O Supremo Tribunal Federal (STF) manteve a condenação de um ex-funcionário terceirizado do Banco de Brasília (BRB) envolvido no desvio de recursos de correntistas. A decisão do ministro Edson Fachin, proferida nesta quinta-feira (10), rejeitou o recurso apresentado pela defesa.

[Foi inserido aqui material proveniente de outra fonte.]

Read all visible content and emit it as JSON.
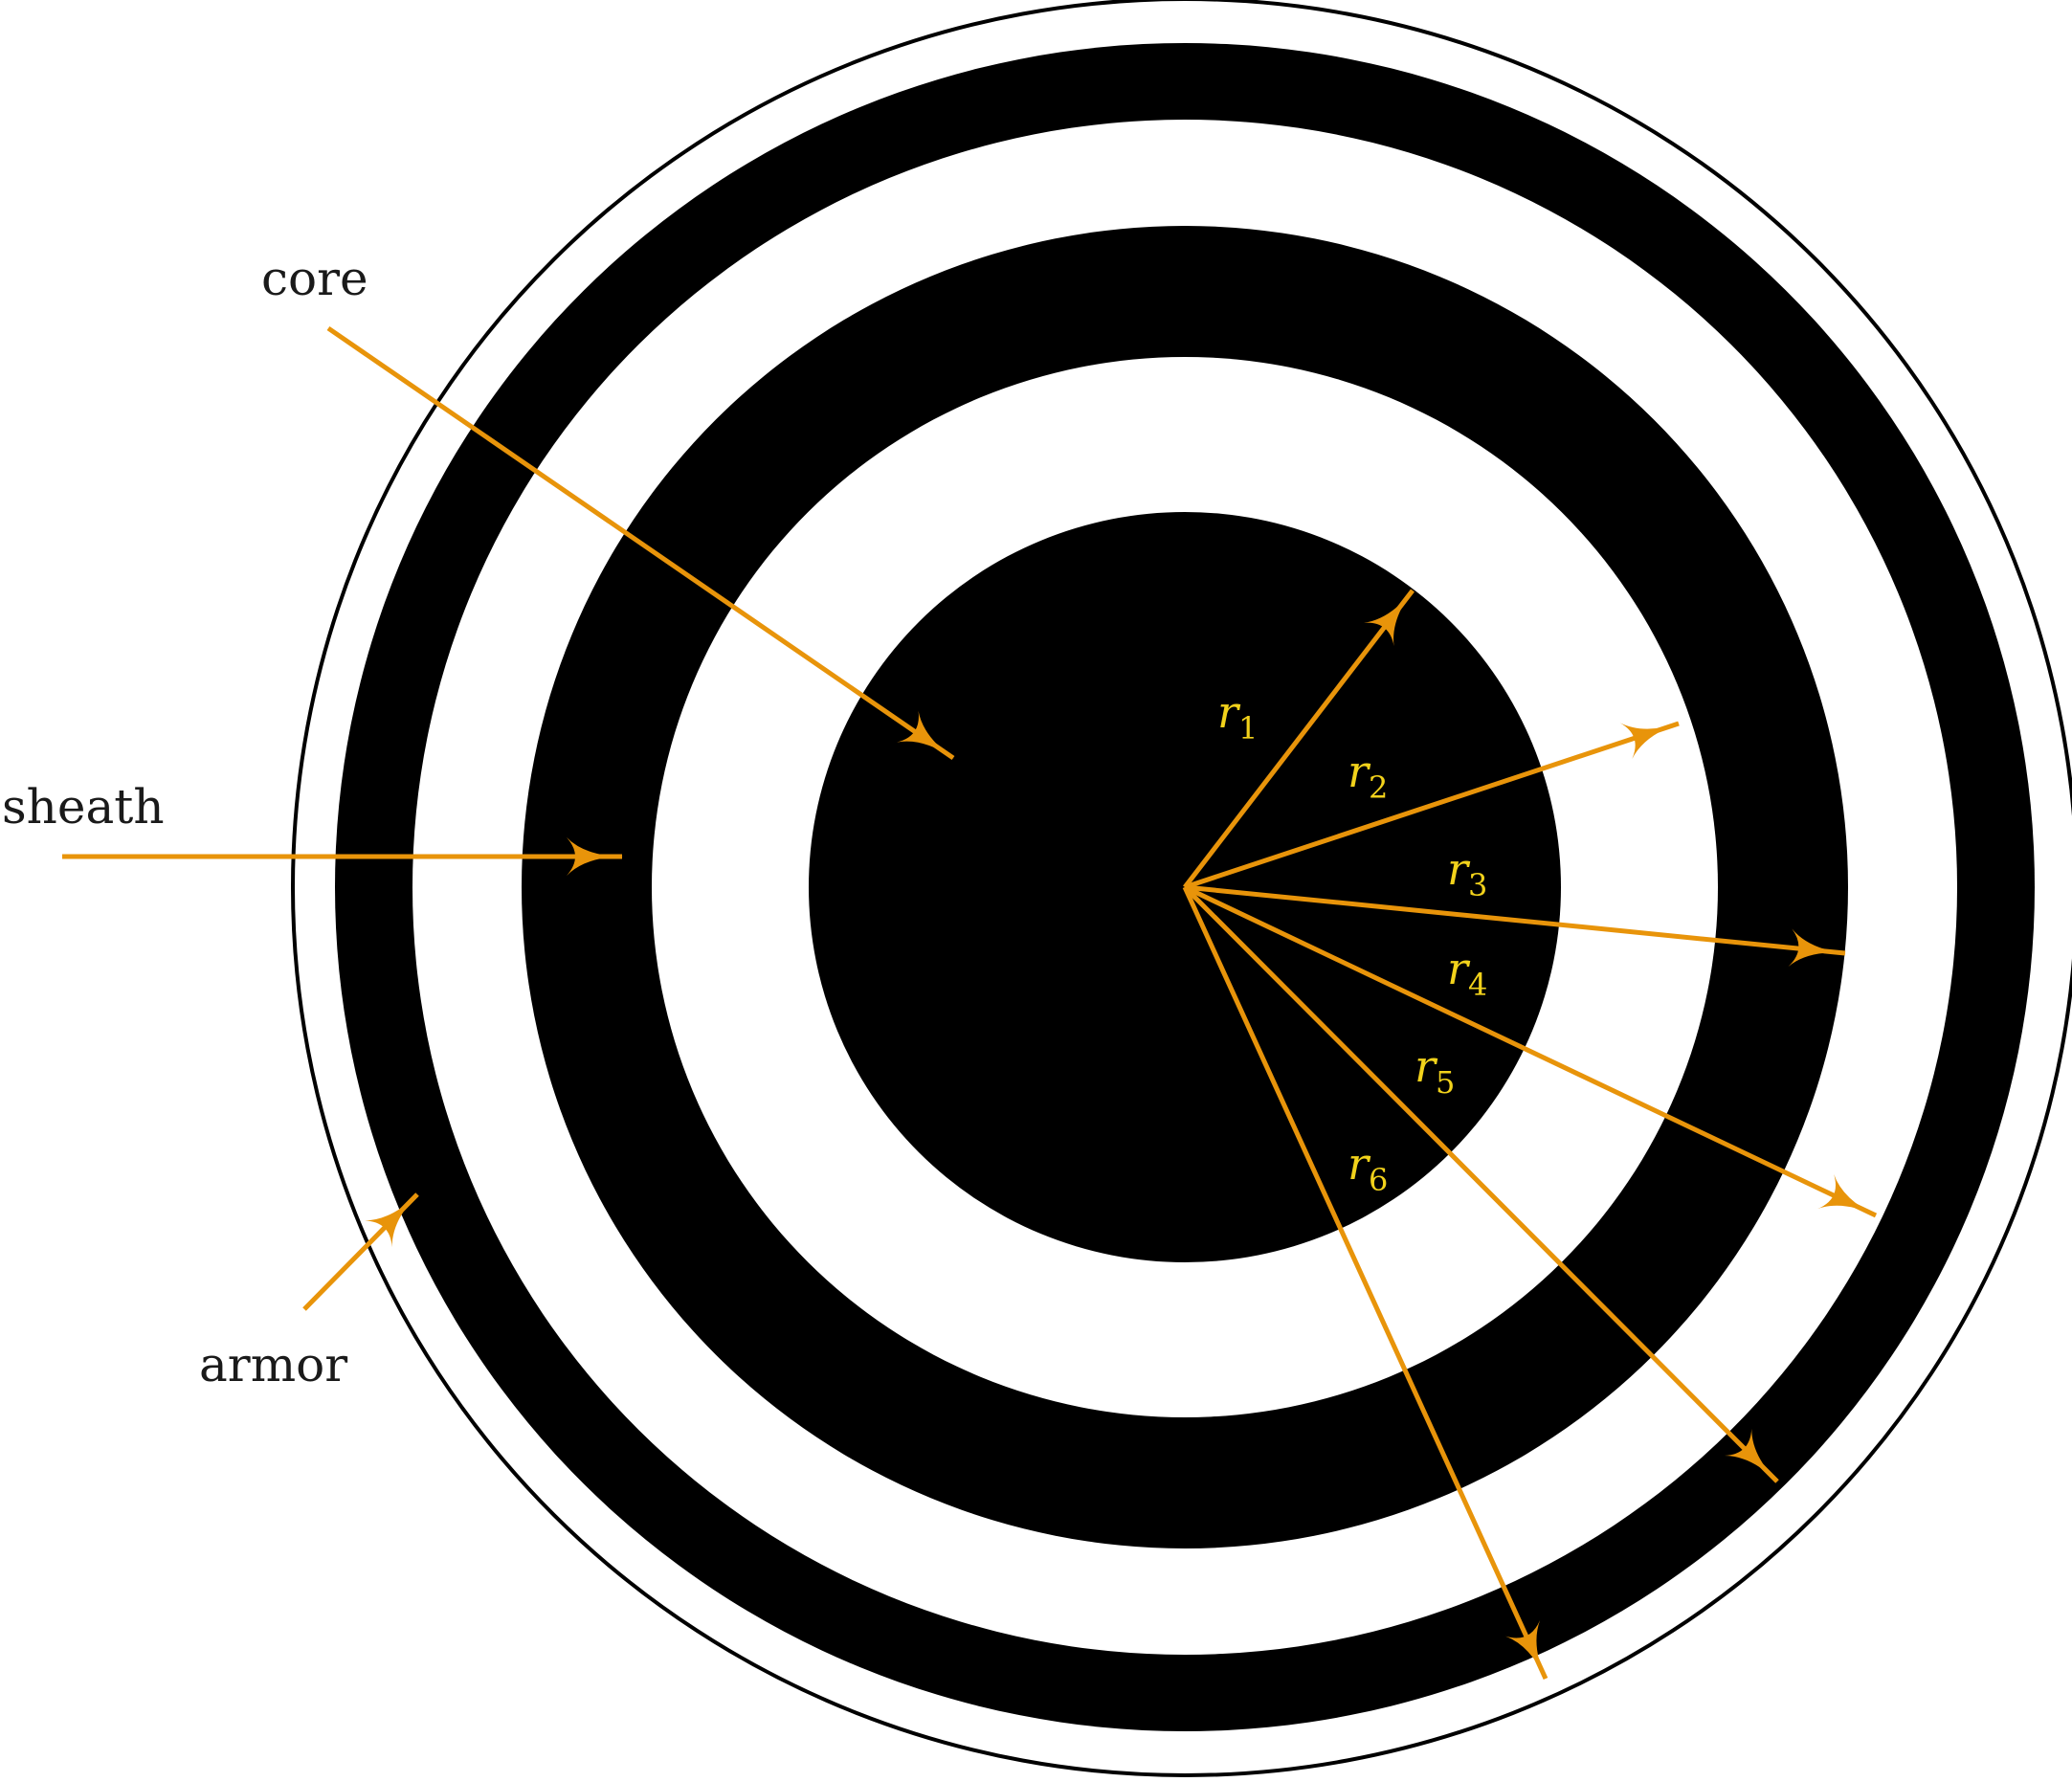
{
  "labels": {
    "core": "core",
    "sheath": "sheath",
    "armor": "armor"
  },
  "radii": [
    {
      "var": "r",
      "sub": "1"
    },
    {
      "var": "r",
      "sub": "2"
    },
    {
      "var": "r",
      "sub": "3"
    },
    {
      "var": "r",
      "sub": "4"
    },
    {
      "var": "r",
      "sub": "5"
    },
    {
      "var": "r",
      "sub": "6"
    }
  ],
  "colors": {
    "arrow": "#E8940A",
    "radius_label": "#F2D21B",
    "band": "#000000",
    "gap": "#ffffff",
    "text": "#1a1a1a"
  }
}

Segundo o processo, o réu usou fraude informática para retirar dinheiro de contas bancárias e abriu contas em corretoras com documentos falsos. Depois, converteu os valores em criptomoedas e os transferiu para carteiras privadas sob seu controle, numa tentativa de ocultar a origem do dinheiro. Essa ocultação deliberada foi considerada lavagem de dinheiro, crime diferente do furto inicial.

O caso também envolve bitcoins depositados por engano na conta do acusado. Em vez de devolver os ativos, ele decidiu ficar com os fundos, conduta enquadrada como apropriação de coisa havida por erro. A condenação incluiu ainda dois crimes de furto qualificado mediante fraude informática e duas acusações de lavagem de dinheiro.

Para o leitor no Brasil, a decisão reforça que converter dinheiro desviado em criptomoedas não elimina a origem ilícita dos recursos, e que reter ativos enviados por erro também pode gerar responsabilização criminal.

Fachin entendeu que o recurso exigiria uma nova análise das provas e dos fatos do processo, algo que não é permitido nesse tipo de pedido ao tribunal superior. Com a decisão, foram mantidas as punições aplicadas pelas instâncias anteriores.